If you see a stylus, they blew it.

Steve Jobs was no prophet. Not really.

He was a great inspirational leader, with a very strong personality who was able to slightly bend the universe to his preferences and wishes. Still, no one can deny he has vision, and foresight into what people want, sometimes before they even know they want it.

Back during the infamous iPhone launch in 2007, Steve said that “…if you see a stylus, they blew it”. However he was absolutely right back then, at least during a time when the so-called smartphones solely rely on ancient input technology, when stylus was merely something sharp and hard used to press upon small low-resolution screens.

But aside from technology, Steve was right in terms of user behavior. Even with the huge technological advancement of stylus from Samsung, general consumers rarely have a need to use a stylus during their everyday lives. Look around, do you still see many users take out their stylus from their android phones and poke at their screens in 2015? Not a lot.

Why a stylus from Apple now? You ask.

Apple launched their iPad Pro today. For new followers, perhaps some will confuse Apple as merely a consumer-brand, like Samsung. However, Apple has always positioned themselves as a brand for professionals. The original Mac and many later versions are tools for designers, musicians, educators and even doctors.

It is the success of the iPhone and iPad that made Apple popular in the mass consumer market. The professional-brand association actually helped their consumer products, so much so, that we are seeing more and more consumers buying Apple Pro-line products.

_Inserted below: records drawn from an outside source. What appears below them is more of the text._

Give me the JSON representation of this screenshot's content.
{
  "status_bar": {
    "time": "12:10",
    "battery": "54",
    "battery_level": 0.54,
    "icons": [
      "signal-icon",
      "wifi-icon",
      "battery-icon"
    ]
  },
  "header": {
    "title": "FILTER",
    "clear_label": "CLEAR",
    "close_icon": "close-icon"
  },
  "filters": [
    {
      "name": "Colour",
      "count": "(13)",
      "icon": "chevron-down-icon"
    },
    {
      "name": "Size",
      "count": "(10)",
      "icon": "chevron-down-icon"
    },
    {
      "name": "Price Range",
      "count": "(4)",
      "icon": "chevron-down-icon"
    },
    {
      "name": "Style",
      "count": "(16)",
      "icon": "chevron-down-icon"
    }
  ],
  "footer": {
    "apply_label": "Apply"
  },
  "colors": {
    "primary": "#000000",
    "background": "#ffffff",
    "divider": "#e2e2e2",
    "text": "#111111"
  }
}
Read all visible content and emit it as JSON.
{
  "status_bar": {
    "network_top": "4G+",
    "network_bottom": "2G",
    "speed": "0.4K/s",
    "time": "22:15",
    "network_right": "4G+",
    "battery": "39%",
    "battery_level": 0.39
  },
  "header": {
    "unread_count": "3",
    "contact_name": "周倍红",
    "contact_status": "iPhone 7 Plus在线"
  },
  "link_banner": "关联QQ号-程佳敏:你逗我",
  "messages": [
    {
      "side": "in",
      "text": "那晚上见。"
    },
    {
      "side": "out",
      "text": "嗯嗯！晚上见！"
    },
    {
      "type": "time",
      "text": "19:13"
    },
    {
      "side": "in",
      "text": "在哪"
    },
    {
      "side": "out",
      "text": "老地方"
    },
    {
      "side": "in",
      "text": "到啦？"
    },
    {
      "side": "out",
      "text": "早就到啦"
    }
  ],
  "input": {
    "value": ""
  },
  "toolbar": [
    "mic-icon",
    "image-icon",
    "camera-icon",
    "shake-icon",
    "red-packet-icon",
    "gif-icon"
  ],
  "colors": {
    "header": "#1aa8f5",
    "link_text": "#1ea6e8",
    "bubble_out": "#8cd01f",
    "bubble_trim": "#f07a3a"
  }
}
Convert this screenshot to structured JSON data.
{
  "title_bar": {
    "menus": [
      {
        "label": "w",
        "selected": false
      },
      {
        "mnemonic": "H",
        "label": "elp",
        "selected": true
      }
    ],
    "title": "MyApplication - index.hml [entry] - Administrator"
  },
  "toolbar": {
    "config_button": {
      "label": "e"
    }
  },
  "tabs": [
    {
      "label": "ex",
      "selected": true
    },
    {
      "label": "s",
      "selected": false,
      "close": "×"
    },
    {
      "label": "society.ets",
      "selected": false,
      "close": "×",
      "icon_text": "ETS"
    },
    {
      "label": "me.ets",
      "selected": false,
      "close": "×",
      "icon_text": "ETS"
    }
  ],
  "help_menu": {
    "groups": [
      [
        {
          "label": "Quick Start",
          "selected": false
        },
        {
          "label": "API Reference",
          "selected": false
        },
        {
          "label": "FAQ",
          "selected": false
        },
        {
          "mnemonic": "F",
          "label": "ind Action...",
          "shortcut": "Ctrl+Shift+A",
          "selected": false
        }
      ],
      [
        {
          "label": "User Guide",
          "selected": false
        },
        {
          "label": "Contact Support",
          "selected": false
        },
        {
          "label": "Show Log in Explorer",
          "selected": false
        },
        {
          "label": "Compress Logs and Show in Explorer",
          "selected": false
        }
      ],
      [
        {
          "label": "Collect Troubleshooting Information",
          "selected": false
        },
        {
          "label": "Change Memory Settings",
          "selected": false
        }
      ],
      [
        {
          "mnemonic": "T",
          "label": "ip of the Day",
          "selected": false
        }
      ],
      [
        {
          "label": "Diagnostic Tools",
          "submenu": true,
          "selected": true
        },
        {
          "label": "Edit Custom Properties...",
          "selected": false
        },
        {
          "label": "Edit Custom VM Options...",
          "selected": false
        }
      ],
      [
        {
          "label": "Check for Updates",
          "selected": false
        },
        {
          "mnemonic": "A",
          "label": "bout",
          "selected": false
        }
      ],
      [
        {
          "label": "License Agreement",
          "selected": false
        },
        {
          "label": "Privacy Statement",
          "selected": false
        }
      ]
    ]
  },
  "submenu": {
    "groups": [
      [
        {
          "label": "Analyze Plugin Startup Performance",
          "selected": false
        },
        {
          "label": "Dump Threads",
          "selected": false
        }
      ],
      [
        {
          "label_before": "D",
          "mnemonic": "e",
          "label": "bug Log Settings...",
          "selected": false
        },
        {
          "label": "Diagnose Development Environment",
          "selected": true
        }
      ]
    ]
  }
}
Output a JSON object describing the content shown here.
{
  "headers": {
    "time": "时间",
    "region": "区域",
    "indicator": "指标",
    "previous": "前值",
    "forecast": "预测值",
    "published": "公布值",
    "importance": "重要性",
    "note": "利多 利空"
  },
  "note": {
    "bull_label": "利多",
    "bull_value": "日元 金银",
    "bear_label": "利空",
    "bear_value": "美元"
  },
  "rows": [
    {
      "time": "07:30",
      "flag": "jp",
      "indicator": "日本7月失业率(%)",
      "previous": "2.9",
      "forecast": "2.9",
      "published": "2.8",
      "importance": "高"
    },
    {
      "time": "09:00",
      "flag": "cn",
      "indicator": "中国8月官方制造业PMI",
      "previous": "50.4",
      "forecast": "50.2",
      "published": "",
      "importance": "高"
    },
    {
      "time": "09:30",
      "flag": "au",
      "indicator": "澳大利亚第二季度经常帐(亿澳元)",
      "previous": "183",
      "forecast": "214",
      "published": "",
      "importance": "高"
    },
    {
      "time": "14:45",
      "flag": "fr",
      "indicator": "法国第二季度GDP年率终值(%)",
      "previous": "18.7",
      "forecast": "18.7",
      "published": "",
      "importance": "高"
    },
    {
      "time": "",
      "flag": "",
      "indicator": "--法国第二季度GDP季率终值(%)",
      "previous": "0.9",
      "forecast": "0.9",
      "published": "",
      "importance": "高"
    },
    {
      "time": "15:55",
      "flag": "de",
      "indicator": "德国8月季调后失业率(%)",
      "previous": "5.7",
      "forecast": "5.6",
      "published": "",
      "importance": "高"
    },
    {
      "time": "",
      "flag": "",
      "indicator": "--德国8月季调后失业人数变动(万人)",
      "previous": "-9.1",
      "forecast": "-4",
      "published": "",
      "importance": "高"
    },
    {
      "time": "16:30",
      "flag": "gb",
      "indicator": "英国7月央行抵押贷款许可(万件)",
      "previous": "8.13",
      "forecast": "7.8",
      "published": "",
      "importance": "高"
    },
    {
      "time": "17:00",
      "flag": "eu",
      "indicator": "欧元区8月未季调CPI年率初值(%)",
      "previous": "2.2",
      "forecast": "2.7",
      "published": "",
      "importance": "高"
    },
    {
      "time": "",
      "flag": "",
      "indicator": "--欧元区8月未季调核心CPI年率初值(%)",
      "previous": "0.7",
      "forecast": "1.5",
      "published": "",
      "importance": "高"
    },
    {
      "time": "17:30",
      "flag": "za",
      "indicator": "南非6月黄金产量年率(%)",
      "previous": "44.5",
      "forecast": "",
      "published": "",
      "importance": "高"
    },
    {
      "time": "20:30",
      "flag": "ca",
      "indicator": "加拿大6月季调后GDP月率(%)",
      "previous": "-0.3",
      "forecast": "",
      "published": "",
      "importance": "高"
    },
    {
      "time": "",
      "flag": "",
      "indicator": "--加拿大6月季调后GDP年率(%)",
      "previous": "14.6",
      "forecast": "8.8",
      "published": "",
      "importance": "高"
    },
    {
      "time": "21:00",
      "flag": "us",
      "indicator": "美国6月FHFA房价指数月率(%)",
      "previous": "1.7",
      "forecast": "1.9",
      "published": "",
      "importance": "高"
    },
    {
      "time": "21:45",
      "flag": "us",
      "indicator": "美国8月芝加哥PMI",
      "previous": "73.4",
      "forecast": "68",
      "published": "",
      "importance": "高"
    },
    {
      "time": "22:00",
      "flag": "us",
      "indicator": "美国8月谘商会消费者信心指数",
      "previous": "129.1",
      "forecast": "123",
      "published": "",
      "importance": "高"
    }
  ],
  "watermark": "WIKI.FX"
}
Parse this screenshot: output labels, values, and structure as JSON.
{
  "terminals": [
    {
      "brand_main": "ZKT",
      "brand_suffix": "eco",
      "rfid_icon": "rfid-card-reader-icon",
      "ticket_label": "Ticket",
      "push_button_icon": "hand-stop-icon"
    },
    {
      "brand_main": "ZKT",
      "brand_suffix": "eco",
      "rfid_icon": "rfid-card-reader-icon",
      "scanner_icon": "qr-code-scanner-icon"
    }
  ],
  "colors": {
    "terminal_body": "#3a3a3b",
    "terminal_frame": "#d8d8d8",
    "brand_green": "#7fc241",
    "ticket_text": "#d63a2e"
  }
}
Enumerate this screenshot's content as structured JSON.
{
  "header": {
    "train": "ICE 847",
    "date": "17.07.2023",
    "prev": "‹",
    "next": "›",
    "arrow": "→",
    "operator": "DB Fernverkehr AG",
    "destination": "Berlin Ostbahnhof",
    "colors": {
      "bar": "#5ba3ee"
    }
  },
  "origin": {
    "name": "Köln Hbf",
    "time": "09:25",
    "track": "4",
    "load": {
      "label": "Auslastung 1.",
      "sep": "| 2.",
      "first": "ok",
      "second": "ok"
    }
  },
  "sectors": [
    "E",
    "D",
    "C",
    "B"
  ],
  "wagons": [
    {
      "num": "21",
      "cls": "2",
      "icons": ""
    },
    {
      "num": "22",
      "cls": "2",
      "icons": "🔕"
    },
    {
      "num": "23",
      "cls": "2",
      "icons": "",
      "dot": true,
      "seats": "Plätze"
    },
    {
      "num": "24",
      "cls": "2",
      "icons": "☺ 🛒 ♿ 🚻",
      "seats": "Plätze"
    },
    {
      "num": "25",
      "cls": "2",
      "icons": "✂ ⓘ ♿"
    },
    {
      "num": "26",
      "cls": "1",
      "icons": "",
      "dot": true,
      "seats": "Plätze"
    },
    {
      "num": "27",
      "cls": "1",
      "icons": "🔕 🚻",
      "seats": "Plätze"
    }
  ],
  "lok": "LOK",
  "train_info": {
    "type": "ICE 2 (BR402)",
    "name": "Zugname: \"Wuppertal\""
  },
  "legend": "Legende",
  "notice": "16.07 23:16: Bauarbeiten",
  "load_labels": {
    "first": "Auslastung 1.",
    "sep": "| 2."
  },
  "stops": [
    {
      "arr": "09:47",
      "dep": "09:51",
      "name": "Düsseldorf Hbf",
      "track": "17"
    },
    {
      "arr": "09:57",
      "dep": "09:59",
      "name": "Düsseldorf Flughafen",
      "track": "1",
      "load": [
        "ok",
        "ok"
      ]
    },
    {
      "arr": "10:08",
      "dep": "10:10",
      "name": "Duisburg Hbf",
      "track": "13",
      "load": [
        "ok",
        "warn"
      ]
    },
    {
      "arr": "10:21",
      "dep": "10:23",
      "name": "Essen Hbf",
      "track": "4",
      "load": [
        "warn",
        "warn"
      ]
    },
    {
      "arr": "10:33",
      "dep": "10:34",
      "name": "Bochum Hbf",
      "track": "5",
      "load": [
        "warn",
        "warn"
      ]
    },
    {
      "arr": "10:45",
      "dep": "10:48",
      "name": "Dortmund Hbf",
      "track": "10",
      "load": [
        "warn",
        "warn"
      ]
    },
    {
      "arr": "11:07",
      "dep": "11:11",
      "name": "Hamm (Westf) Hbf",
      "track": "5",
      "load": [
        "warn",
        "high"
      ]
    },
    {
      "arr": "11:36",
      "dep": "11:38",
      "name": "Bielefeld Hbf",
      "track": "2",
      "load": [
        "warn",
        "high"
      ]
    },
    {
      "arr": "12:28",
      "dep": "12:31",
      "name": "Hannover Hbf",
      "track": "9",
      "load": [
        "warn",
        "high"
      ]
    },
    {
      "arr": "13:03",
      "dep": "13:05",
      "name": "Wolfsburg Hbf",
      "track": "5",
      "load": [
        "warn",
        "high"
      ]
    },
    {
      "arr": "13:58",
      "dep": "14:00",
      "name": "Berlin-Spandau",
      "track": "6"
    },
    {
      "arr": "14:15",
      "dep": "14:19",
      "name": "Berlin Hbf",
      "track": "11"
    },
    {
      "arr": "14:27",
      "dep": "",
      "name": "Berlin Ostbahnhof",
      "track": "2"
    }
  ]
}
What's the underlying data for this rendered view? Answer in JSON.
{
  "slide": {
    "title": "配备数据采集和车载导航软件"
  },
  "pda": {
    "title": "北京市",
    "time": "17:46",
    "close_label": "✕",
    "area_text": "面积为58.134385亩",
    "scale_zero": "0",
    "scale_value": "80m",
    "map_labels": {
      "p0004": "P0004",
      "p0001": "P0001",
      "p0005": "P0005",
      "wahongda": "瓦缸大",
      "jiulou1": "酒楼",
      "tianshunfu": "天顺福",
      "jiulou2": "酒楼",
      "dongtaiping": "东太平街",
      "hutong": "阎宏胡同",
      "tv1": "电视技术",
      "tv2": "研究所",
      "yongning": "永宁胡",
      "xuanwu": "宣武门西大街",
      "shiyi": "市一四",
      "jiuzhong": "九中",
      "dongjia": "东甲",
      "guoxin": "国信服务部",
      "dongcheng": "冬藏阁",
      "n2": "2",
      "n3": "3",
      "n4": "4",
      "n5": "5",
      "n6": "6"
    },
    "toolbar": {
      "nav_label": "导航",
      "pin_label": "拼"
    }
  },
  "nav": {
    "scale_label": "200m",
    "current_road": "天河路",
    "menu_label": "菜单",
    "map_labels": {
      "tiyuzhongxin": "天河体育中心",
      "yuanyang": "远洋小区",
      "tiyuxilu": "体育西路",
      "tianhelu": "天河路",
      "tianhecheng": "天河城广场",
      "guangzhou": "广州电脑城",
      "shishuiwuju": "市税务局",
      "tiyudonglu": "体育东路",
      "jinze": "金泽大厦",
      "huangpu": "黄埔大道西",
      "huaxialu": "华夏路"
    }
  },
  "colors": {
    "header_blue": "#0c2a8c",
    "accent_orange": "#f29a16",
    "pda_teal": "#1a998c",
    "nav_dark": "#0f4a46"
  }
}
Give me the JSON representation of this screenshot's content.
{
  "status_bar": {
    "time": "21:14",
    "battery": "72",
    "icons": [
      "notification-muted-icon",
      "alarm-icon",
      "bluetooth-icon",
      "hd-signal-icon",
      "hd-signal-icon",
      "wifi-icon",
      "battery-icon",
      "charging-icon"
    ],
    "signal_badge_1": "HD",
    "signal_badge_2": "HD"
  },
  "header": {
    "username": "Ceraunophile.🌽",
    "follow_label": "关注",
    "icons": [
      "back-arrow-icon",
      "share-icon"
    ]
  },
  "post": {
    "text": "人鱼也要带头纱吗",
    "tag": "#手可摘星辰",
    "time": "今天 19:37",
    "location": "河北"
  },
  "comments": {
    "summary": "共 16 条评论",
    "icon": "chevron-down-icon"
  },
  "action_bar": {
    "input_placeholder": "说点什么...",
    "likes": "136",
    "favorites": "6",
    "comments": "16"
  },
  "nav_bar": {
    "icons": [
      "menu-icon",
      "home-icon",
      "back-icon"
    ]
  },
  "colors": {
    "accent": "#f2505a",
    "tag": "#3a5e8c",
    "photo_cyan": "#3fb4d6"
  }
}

The hardware specs of the Macbook Pro is way beyond any general consumer usage. From the CPU, to the GPU, the Macbook Pro is really designed for productivity, and not just office productivity, but video editing, desktop publishing and music production.

Yet, perhaps because of its size, weight, and even price, we see many consumers buying Macbook Pro. A good news for Apple, but not what they intended.

On the contrary, there’s the cylindrical Mac Pro, which is the highest-end product for a very niche market of content production. Due to its size, price and the fact that it requires additional display, keyboard and mouse, the Mac Pro is not as consumer-friendly.

So, Apple has all along been clear in their positioning. The iPad Pro, the third “PRO” product from Apple, is for production, not consumption.

You don’t see an iPhone Pro, you don’t see an iPod Pro, or even an iMac Pro, right?

Their positioning cannot be clearer today when they introduced their first software partner for iPad Pro: Microsoft. Highlighting the Microsoft Office suite, instead of the iWork suite (Pages, Keynote and Numbers), Apple is talking to the office workers, the business professionals, when they introduced this new iPad.

Then there’s Adobe, a full demonstrations of desktop publishing. Don’t be fooled by the speed and ease of the demo, the app is designed for work, not for fun.

This is precisely why Apple launched both a new keyboard and a stylus. Consumers watching the keynote might get a sense of disappointment, as these “new innovations” are nothing new. Microsoft launched their Surface three years ago with a similar snap-on keyboard and a stylus.

Many consumers have a false impression that Apple is quick to launch new technology, that they are a market-leading innovator. But it cannot be further from the truth. In fact, most of the biggest hits from Apple were late-comers. The iPod wasn’t the first MP3 player in the market. Apple remade it, curate it and re-positioned it. The iPad wasn’t the first tablet, it wasn’t not even the first touch-screen tablet.

The iPhone wasn’t the first smartphone, and it didn’t include many basic mobile phone features of that era during its launch. The iPhone wasn’t the first to bring most of the new technology we see today, including 3G, LTE, Bluetooth, Video Conferencing, Video Recording, NFC…etc. The iPhone is surely not the first to adapt to a bigger screen size.

Still, when Apple adapt a technology, they seem to get it right. By learning from other’s mistakes, adding their own taste and re-making it, Apple was able to out-perform every single competitive products launched faster and earlier than theirs.

Could the new iPad Pro, with its Apple Pencil and Smart Keyboard see similar fate?